27      Or, ainsi que les parties l’ont confirmé à l’audition, la République hellénique traverse, depuis plusieurs années, une crise économique et financière profonde. Cette crise, qui a mis le pays dans un certain état d’isolement économique, n’a pas épargné le secteur agricole grec. À cet égard, la République hellénique précise, sans être contredite par la Commission, ce qui suit :

–        le revenu agricole en Grèce entre 2006 et 2011 a baissé de 22,6 %, alors que le revenu correspondant dans l’Union européenne a augmenté de 19 % ;

–        la valeur de la production végétale entre 2005 et 2011 a enregistré une chute qui dépasse les 15 % ;

–        les coûts de production ont augmenté de 11 % en 2008, de 4 % en 2010 et de 7,5 % en 2011, tandis que les prix à la production ont enregistré une baisse importante (33,9 % pour la tomate, 27,5 % pour le chou, 11,7 % pour le coton, 11 % pour le tabac et 21,5 % pour les épinards) ;

–        la décélération du financement bancaire en faveur des entreprises agricoles a enregistré une chute de 49 % et les agriculteurs n’ont désormais que de faibles possibilités de financement.

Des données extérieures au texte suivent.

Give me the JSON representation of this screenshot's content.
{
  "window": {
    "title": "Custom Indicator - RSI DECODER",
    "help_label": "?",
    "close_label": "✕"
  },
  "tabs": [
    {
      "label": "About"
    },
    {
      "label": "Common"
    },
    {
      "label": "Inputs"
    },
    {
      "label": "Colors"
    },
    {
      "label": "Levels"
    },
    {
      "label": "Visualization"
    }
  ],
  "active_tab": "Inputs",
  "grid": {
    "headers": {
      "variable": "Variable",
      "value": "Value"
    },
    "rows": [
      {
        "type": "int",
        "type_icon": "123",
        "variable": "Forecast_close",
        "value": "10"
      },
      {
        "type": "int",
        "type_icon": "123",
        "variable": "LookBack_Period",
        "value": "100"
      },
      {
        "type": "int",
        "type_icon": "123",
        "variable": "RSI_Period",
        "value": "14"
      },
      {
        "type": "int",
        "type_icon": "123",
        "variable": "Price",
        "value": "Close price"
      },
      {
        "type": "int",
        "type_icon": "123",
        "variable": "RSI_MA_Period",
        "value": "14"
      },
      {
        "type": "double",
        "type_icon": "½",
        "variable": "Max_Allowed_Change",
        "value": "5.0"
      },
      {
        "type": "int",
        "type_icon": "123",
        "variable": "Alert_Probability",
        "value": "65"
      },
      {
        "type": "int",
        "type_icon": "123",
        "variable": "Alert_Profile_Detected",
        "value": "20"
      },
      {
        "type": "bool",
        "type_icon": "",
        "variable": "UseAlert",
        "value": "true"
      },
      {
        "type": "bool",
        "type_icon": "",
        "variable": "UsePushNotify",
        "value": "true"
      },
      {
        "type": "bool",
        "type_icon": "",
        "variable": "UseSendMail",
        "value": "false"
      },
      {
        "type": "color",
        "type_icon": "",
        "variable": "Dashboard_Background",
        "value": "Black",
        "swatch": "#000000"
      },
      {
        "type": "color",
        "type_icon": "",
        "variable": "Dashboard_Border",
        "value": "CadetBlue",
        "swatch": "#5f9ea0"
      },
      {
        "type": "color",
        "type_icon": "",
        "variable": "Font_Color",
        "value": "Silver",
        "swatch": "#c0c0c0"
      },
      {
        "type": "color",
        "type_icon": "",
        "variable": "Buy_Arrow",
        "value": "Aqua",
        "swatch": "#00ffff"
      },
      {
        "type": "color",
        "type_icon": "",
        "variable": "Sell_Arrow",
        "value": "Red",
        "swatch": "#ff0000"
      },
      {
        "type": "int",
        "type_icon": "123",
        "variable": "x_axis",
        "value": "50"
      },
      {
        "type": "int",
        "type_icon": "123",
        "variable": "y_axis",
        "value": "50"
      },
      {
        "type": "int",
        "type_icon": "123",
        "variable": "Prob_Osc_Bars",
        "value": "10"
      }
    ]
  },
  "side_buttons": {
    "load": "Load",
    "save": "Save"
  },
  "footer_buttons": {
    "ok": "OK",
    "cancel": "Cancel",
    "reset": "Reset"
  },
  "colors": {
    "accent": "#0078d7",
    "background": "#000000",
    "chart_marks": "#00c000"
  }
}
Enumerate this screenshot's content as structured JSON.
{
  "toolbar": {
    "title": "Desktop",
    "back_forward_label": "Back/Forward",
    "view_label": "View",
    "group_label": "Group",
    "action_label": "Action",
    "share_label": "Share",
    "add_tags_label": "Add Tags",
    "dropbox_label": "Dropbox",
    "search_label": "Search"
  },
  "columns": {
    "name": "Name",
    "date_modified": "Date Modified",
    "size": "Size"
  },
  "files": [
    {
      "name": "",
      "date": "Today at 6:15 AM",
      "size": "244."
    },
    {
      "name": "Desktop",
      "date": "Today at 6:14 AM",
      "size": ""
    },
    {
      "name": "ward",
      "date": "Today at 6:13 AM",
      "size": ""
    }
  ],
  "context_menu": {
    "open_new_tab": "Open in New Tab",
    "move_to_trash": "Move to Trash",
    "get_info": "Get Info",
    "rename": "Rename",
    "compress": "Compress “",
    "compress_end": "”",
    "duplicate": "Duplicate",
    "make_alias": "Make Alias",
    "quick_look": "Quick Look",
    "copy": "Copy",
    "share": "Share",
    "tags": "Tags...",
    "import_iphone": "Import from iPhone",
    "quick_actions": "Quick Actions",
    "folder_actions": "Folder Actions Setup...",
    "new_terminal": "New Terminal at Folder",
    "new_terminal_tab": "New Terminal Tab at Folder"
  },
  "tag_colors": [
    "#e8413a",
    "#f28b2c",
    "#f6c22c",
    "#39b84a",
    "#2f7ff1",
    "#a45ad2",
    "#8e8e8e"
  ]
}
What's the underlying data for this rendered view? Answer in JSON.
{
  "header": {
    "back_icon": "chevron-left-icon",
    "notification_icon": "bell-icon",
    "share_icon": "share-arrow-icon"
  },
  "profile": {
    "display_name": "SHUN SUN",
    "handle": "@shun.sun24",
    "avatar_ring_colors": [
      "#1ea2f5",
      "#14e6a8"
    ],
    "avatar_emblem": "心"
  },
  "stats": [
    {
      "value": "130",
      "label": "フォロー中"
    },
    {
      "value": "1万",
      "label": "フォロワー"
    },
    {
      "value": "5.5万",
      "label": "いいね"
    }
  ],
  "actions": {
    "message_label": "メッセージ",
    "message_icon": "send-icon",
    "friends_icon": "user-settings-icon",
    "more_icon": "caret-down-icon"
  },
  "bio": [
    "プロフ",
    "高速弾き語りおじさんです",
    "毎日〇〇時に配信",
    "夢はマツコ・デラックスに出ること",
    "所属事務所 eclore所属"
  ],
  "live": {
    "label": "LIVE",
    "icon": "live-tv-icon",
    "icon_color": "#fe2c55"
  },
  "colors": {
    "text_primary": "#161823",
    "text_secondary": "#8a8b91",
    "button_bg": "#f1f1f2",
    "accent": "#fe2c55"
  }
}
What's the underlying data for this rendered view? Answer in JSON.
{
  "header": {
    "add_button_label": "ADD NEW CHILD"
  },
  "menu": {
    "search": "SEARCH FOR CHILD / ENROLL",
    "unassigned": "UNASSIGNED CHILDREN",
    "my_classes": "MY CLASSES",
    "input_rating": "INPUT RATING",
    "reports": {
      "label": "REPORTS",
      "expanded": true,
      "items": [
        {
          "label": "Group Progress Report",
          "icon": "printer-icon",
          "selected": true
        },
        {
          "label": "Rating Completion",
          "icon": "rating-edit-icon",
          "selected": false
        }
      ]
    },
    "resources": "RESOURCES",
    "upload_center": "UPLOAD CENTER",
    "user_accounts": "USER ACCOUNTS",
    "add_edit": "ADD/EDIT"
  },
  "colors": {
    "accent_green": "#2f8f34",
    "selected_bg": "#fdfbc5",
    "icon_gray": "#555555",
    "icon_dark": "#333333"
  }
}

28      En outre, il apparaît que le secteur agricole grec est caractérisé par la prépondérance d’une agriculture familiale de petites exploitations. La Commission a implicitement reconnu ce morcellement du secteur en admettant que les paiements litigieux étaient répartis de façon à ce que chaque agriculteur grec a perçu la somme d’environ 500 euros en moyenne. Au demeurant, elle ne prétend pas que le secteur agricole grec se distinguerait par une agressivité commerciale et exportatrice particulière et n’affirme pas non plus que des entreprises non grecques actives sur le marché des produits agricoles se seraient plaintes d’être exposées, à la suite des paiements litigieux, à une concurrence particulièrement acharnée de la part d’agriculteurs grecs.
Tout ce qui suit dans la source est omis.